The high-speed technologically-advanced processing, display, and telecommunication network called the Advanced Weather Interactive Processing System (AWIPS) is the centerpiece of National Weather Service operations. AWIPS is an interactive, versatile computer system that integrates all meteorological, hydrological, satellite, and radar data into one computer workstation. AWIPS allows forecasters the interactive capability to view, analyze, combine, and manipulate large amounts of graphical and alphanumeric weather data. Thus, AWIPS provides a very efficient and effective means for forecasters to prepare and issue timely, accurate forecasts and warnings. AWIPS exists in all Weather Forecast Offices (WFOs) and River Forecast Centers (RFCs) nationwide, and several national weather centers, as shown below.



The downlink antenna at NWS Louisville is an integral part of the AWIPS communication system, i.e., the satellite broadcast network (SBN). This "receive-only" antenna ingests weather data signals from a satellite in space. The satellite receives its data signals from a master ground station and transmits them to all field AWIPS sites via each site's antenna (point-to-multipoint communications). Signals are automatically sent to NWS Louisville's AWIPS data servers and applications processors, and then displayed on workstations in NWS Louisville's operations area.
AWIPS workstation at NWS Louisville An AWIPS workstation at NWS Louisville. Each workstation consists of three graphical displays, one alphanumeric (text) screen, and an advanced processor. Six workstations exist at NWS Louisville to fully support all office forecast and warning operations and functions.

AWIPS ingests and processes the following primary data sets:

  • Comprehensive numerical model forecast and ensemble data
  • NWS Doppler radar and dual pol data
  • GOES satellite data (visible, infrared, water vapor, and derived satellite imagery)
  • Observed surface data from Automated Surface Observing System (ASOS) sites
  • Observed upper-air and sounding data from radiosonde sites
  • Hydrologic data and programs, such as river gauges, river levels, and forecasts
  • Forecast guidance products from the National Centers for Environmental Prediction (NCEP), National Hurricane Center (NHC), and Storm Prediction Center (SPC)
  • Various applications programs and data
  • Graphical Forecast Editor (GFE) used to create and edit digital weather graphics, from which worded forecasts are created and graphical data are uploaded to the National Digital Forecast Database (NDFD)
  • Hazardous weather warning and statement generation software

The AWIPS system architectural design is driven by expandability, flexibility, availability, and portability to allow for new functionality and the augmentation of network and processing capabilities. AWIPS is designed so that software and data can be migrated to new platforms as technology evolves. AWIPS is a dynamic system that frequently is updated to keep it a state-of-the-art system for NWS forecasters. The system architecture consists of the Network Control Facility (NCF), Satellite Broadcast System (SBN), wide area network (WAN), Weather Forecast Offices (WFOs), River Forecast Centers (RFCs), National Centers, and the NOAAPORT Receive System (NRS).
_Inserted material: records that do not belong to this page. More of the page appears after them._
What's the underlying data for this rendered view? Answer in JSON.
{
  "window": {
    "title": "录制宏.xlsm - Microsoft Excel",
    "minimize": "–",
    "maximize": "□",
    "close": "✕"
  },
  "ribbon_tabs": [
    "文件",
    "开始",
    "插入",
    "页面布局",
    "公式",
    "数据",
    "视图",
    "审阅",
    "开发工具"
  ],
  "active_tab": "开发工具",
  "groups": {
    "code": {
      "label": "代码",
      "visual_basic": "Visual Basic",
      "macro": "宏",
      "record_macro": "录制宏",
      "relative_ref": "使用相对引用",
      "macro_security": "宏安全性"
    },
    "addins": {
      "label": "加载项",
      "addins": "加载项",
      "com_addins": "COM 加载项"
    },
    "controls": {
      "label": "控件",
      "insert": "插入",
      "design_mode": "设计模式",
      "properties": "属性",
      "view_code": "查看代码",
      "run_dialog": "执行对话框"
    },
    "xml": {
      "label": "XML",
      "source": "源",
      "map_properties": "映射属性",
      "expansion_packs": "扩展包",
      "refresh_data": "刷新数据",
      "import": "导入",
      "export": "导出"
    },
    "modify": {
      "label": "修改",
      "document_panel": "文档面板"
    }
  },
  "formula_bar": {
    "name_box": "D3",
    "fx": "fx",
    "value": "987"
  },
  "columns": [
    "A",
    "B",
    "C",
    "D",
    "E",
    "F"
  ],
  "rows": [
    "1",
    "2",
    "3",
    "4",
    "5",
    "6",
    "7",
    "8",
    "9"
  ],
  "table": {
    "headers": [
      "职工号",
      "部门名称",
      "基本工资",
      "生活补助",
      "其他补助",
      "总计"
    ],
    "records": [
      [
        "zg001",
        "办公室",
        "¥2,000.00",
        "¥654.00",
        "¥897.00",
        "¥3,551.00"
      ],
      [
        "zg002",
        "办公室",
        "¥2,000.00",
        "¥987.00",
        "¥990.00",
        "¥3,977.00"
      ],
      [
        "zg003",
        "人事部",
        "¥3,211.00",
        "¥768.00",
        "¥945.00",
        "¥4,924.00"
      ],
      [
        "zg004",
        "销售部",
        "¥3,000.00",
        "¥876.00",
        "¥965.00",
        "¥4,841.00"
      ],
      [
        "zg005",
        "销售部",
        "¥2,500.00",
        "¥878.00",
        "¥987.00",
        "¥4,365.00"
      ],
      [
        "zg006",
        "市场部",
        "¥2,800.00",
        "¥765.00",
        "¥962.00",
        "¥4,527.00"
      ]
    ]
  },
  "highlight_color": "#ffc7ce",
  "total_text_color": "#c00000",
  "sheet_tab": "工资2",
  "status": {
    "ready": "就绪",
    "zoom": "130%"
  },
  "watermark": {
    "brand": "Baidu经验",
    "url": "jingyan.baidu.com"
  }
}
The SBN is a key component of the AWIPS communication network that feeds data from the NCF to each AWIPS site (WFOs and RFCs), distributes information among the AWIPS sites, and provides for dissemination of information to the public and other outside users. It is a one-way, point-to-multipoint satellite broadcast system that distributes very large amounts of data collected/produced at NOAA's national centers to AWIPS field sites. The SBN consists of a master ground antenna for transmitting data, a satellite, and a downlink antenna at each AWIPS site.

The AWIPS communication network also consists of a wide area network (WAN), i.e., a high speed data network of terrestrial communications lines. This network allows two-way, point-to-point communications among AWIPS sites for the exchange of requisite data/products which are locally collected/produced.
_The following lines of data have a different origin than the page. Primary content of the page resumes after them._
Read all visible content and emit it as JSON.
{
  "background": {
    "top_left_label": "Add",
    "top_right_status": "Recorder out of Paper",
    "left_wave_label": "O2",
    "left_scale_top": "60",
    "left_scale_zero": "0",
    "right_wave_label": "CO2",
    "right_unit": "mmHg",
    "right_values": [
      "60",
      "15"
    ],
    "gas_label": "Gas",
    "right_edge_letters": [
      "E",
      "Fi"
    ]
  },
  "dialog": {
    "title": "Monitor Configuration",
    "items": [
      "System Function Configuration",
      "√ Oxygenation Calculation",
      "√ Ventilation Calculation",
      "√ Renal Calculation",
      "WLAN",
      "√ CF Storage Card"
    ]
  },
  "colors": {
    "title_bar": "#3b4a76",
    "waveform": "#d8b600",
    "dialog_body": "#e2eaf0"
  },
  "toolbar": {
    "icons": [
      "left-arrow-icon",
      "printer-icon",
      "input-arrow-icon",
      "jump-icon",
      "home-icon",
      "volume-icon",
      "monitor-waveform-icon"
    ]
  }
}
Key hardware components of AWIPS at each field AWIPS site includes the downlink antenna that receives transmitted data; several communication, application, and data processors and servers to ingest, translate, create, manipulate, and store data; the Local Data Acquisition and Dissemination System (LDADS); and several forecaster workstations. In the near future, an updated version of AWIPS, called AWIPS II will be deployed to NWS field offices to provide even more enhanced capabilities to help the NWS in its mission to save lives and property.